Three generations of a Mexican family shared our raft, out on a “man-only weekend.” We floated and listened to their stories of the family taco sauce business: working long hours, secret recipes, and stubborn grandmothers. I said I’d look for their brand at the Safeway. The grandfather was a tough businessman, but had a smile warm enough to heat tortillas. We were meeting people we normally never would have met, talking with them openly about anything and everything. We’d probably never see them again, we wouldn’t exchange phone numbers and promise to call. No reasons to hide anything or lie or exaggerate or be someone you weren’t. Travel.
The late afternoon came around and painted a fresh coat of color around us: the water transformed from bubbly, light-green champagne to smooth olive oil, the sky from faded blue jeans to rich navy, and the blond hills to brunette. Our guide had names for every set of rapids and said them aloud with a familiarity and pride as if they were famous places: “Dead Man’s Curve” and “The Rock Garden.” We sprang to work at his command: “Hard right!” “Shift left!” and everyone’s favorite “Get light!” which meant that we had to bounce up and down on the sides of the rubber raft to slide us over the boulder we were stuck on. Grandfather Mexico thought this was big fun and he let out an occasional loud Spanish-accent giggle. It looked like he was having a great time and I wondered if I looked like I was having a great time.

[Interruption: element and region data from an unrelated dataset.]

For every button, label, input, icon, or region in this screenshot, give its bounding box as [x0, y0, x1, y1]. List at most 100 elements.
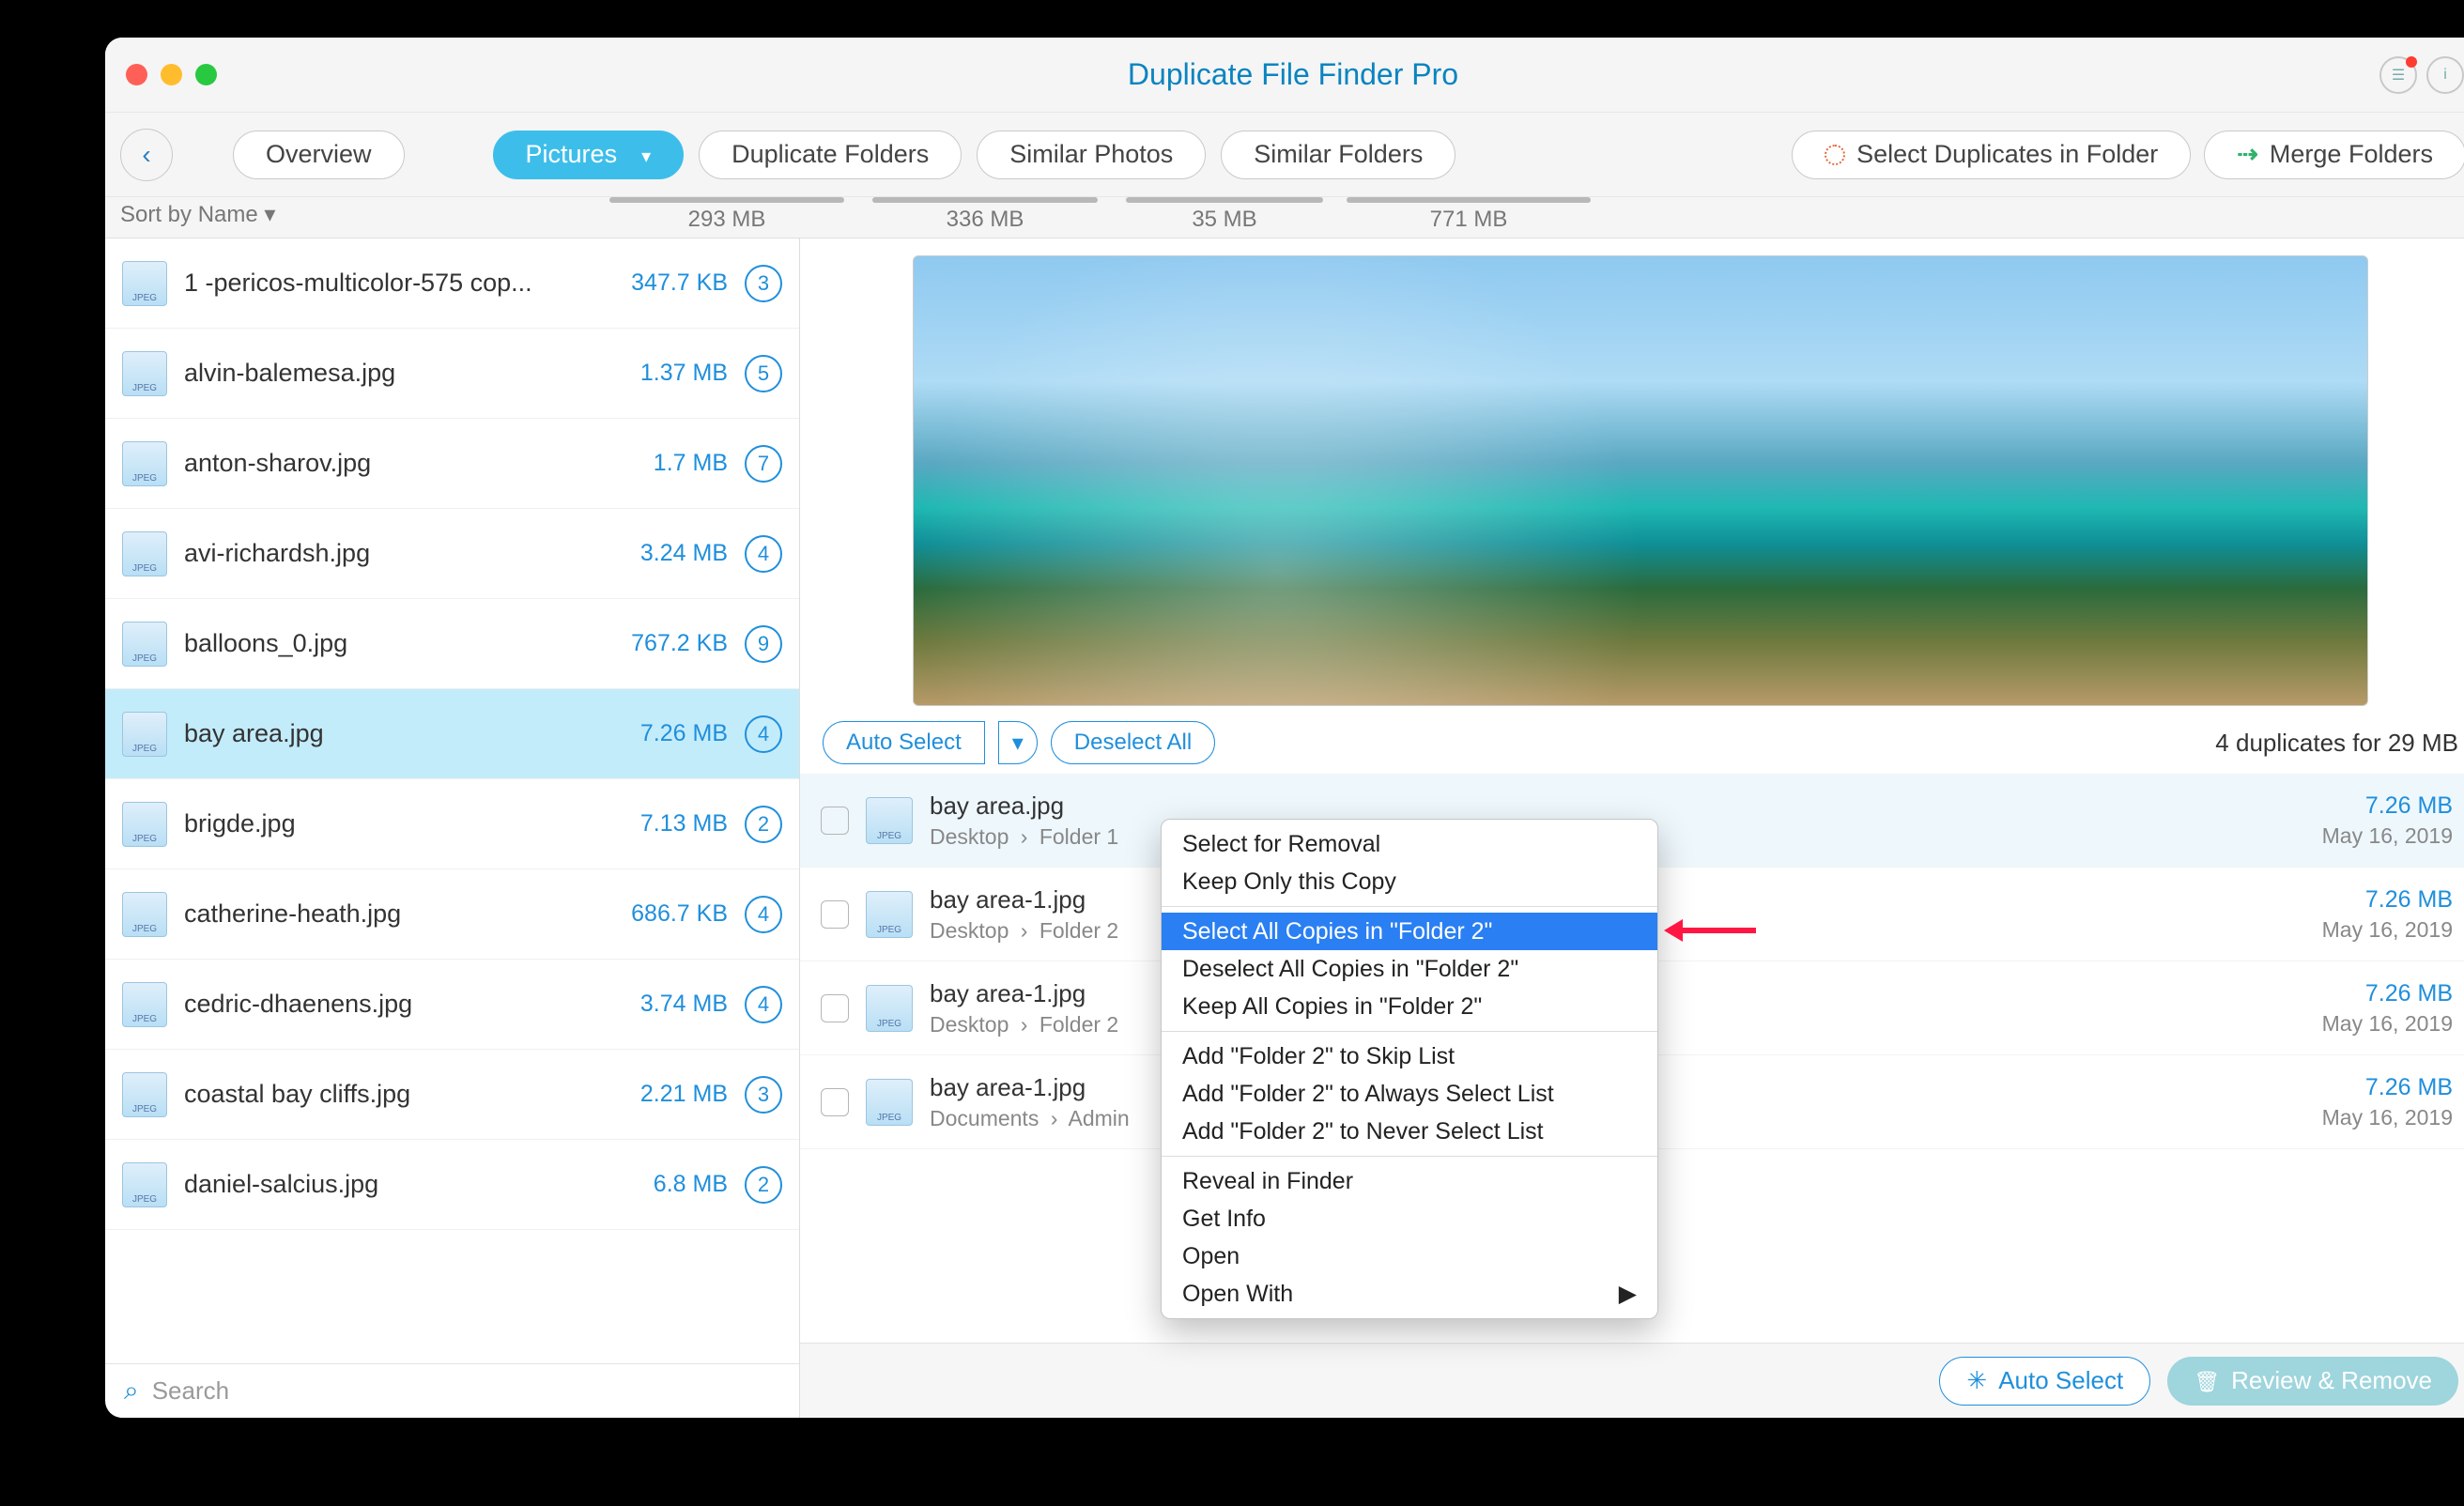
toolbar: ‹ Overview Pictures Duplicate Folders Si…: [105, 113, 2464, 197]
context-menu[interactable]: Select for Removal Keep Only this Copy S…: [1161, 819, 1658, 1319]
file-size: 6.8 MB: [606, 1171, 728, 1198]
duplicate-count-badge: 3: [745, 265, 782, 302]
footer-auto-select-button[interactable]: Auto Select: [1939, 1357, 2150, 1406]
button-label: Review & Remove: [2231, 1366, 2432, 1395]
file-name: alvin-balemesa.jpg: [184, 359, 589, 388]
annotation-arrow: [1681, 928, 1756, 933]
file-row[interactable]: JPEGballoons_0.jpg767.2 KB9: [105, 599, 799, 689]
file-name: bay area.jpg: [184, 719, 589, 748]
file-row[interactable]: JPEGavi-richardsh.jpg3.24 MB4: [105, 509, 799, 599]
menu-add-skip-list[interactable]: Add "Folder 2" to Skip List: [1162, 1037, 1657, 1075]
file-size: 347.7 KB: [606, 269, 728, 297]
footer: Auto Select Review & Remove: [800, 1343, 2464, 1418]
info-icon[interactable]: i: [2426, 56, 2464, 94]
file-row[interactable]: JPEG alvin-balemesa.jpg 1.37 MB 5: [105, 329, 799, 419]
menu-get-info[interactable]: Get Info: [1162, 1200, 1657, 1237]
auto-select-dropdown[interactable]: ▾: [998, 721, 1038, 764]
merge-folders-button[interactable]: ⇢ Merge Folders: [2204, 131, 2464, 179]
dup-file-path: Documents › Admin: [930, 1106, 1130, 1131]
select-duplicates-button[interactable]: Select Duplicates in Folder: [1792, 131, 2191, 179]
file-size: 3.74 MB: [606, 991, 728, 1018]
sidebar: JPEG1 -pericos-multicolor-575 cop...347.…: [105, 238, 800, 1418]
menu-separator: [1162, 1156, 1657, 1157]
jpeg-icon: JPEG: [122, 261, 167, 306]
file-row[interactable]: JPEGcoastal bay cliffs.jpg2.21 MB3: [105, 1050, 799, 1140]
tab-similar-folders[interactable]: Similar Folders: [1221, 131, 1455, 179]
merge-icon: ⇢: [2237, 140, 2258, 169]
dup-file-date: May 16, 2019: [2322, 1011, 2453, 1037]
search-icon: [124, 1375, 139, 1406]
menu-select-all-copies[interactable]: Select All Copies in "Folder 2": [1162, 913, 1657, 950]
menu-keep-only-this-copy[interactable]: Keep Only this Copy: [1162, 863, 1657, 900]
file-name: catherine-heath.jpg: [184, 899, 589, 929]
dup-file-path: Desktop › Folder 2: [930, 918, 1118, 944]
dup-file-size: 7.26 MB: [2365, 980, 2453, 1007]
titlebar: Duplicate File Finder Pro ☰ i: [105, 38, 2464, 113]
size-bar-similar-folders: [1347, 197, 1591, 203]
row-checkbox[interactable]: [821, 900, 849, 929]
menu-deselect-all-copies[interactable]: Deselect All Copies in "Folder 2": [1162, 950, 1657, 988]
file-name: brigde.jpg: [184, 809, 589, 838]
file-size: 7.26 MB: [606, 720, 728, 747]
size-label: 293 MB: [688, 207, 766, 233]
dup-file-path: Desktop › Folder 2: [930, 1012, 1118, 1037]
search-placeholder: Search: [152, 1376, 229, 1406]
file-row[interactable]: JPEGanton-sharov.jpg1.7 MB7: [105, 419, 799, 509]
row-checkbox[interactable]: [821, 994, 849, 1022]
size-label: 35 MB: [1192, 207, 1256, 233]
duplicate-count-badge: 2: [745, 1166, 782, 1204]
jpeg-icon: JPEG: [866, 985, 913, 1032]
row-checkbox[interactable]: [821, 1088, 849, 1116]
row-checkbox[interactable]: [821, 807, 849, 835]
menu-add-always-select[interactable]: Add "Folder 2" to Always Select List: [1162, 1075, 1657, 1113]
jpeg-icon: JPEG: [122, 351, 167, 396]
tab-pictures[interactable]: Pictures: [493, 131, 685, 179]
tab-size-bar: Sort by Name ▾ 293 MB 336 MB 35 MB 771 M…: [105, 197, 2464, 238]
menu-keep-all-copies[interactable]: Keep All Copies in "Folder 2": [1162, 988, 1657, 1025]
jpeg-icon: JPEG: [122, 982, 167, 1027]
duplicate-count-badge: 5: [745, 355, 782, 392]
window-title: Duplicate File Finder Pro: [105, 57, 2464, 92]
file-name: anton-sharov.jpg: [184, 449, 589, 478]
jpeg-icon: JPEG: [122, 712, 167, 757]
file-size: 2.21 MB: [606, 1081, 728, 1108]
menu-open[interactable]: Open: [1162, 1237, 1657, 1275]
chevron-down-icon[interactable]: [638, 140, 651, 169]
file-row[interactable]: JPEGdaniel-salcius.jpg6.8 MB2: [105, 1140, 799, 1230]
jpeg-icon: JPEG: [122, 622, 167, 667]
file-row[interactable]: JPEGcedric-dhaenens.jpg3.74 MB4: [105, 960, 799, 1050]
file-row[interactable]: JPEG 1 -pericos-multicolor-575 cop... 347.…: [105, 238, 799, 329]
auto-select-button[interactable]: Auto Select: [823, 721, 985, 764]
file-name: 1 -pericos-multicolor-575 cop...: [184, 269, 589, 298]
search-input[interactable]: Search: [105, 1363, 799, 1418]
overview-button[interactable]: Overview: [233, 131, 405, 179]
dup-file-size: 7.26 MB: [2365, 1074, 2453, 1101]
file-size: 1.37 MB: [606, 360, 728, 387]
jpeg-icon: JPEG: [122, 802, 167, 847]
file-row[interactable]: JPEGcatherine-heath.jpg686.7 KB4: [105, 869, 799, 960]
menu-add-never-select[interactable]: Add "Folder 2" to Never Select List: [1162, 1113, 1657, 1150]
size-bar-dup-folders: [872, 197, 1098, 203]
rss-icon[interactable]: ☰: [2379, 56, 2417, 94]
review-remove-button[interactable]: Review & Remove: [2167, 1357, 2458, 1406]
dup-file-date: May 16, 2019: [2322, 1105, 2453, 1130]
tab-label: Pictures: [526, 140, 618, 169]
file-row[interactable]: JPEGbrigde.jpg7.13 MB2: [105, 779, 799, 869]
back-button[interactable]: ‹: [120, 129, 173, 181]
menu-open-with[interactable]: Open With ▶: [1162, 1275, 1657, 1313]
deselect-all-button[interactable]: Deselect All: [1051, 721, 1215, 764]
button-label: Merge Folders: [2270, 140, 2433, 169]
duplicate-count-badge: 2: [745, 806, 782, 843]
file-name: daniel-salcius.jpg: [184, 1170, 589, 1199]
file-list[interactable]: JPEG1 -pericos-multicolor-575 cop...347.…: [105, 238, 799, 1363]
tab-similar-photos[interactable]: Similar Photos: [977, 131, 1206, 179]
dup-file-date: May 16, 2019: [2322, 823, 2453, 849]
menu-reveal-in-finder[interactable]: Reveal in Finder: [1162, 1162, 1657, 1200]
menu-separator: [1162, 1031, 1657, 1032]
duplicate-count-badge: 4: [745, 535, 782, 573]
preview-image: [913, 255, 2368, 706]
file-row[interactable]: JPEGbay area.jpg7.26 MB4: [105, 689, 799, 779]
sort-dropdown[interactable]: Sort by Name ▾: [120, 197, 421, 228]
menu-select-for-removal[interactable]: Select for Removal: [1162, 825, 1657, 863]
tab-duplicate-folders[interactable]: Duplicate Folders: [699, 131, 962, 179]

I looked over to Nina and was startled to find her staring at me. I looked away, then I looked back. Her eyes were soft and her face glowed like someone in love. She kept staring so I kept staring only to soon realize that she wasn’t just absently looking at me, she was looking deep inside of me. She was in love with me. Sometimes I’m a little slow to pick up on things. She continued to look into me and her eyes were a little watery and I felt exposed, she was reading me like a neon sign, knowing my every thought and at first I felt invaded, but then I let her inside of me. She knew me better than I did and I could read her better than I could read me, so through her, I read that my worries of work had just been drowned in the rapids, that my constant longing for the glorious past had floated away into the slow evening breeze, that I was content with the moment, that dozens of miles from home could be as adventurous as thousands, that I had remembered that travel was not a place you needed to fly to or show a passport to get into, that it’s not a spot on a map, that it’s not far away, but it can be hard to get to, hard to find, that there aren’t maps or guidebooks, that travel is a state of mind, a state of being, and that I had found it again.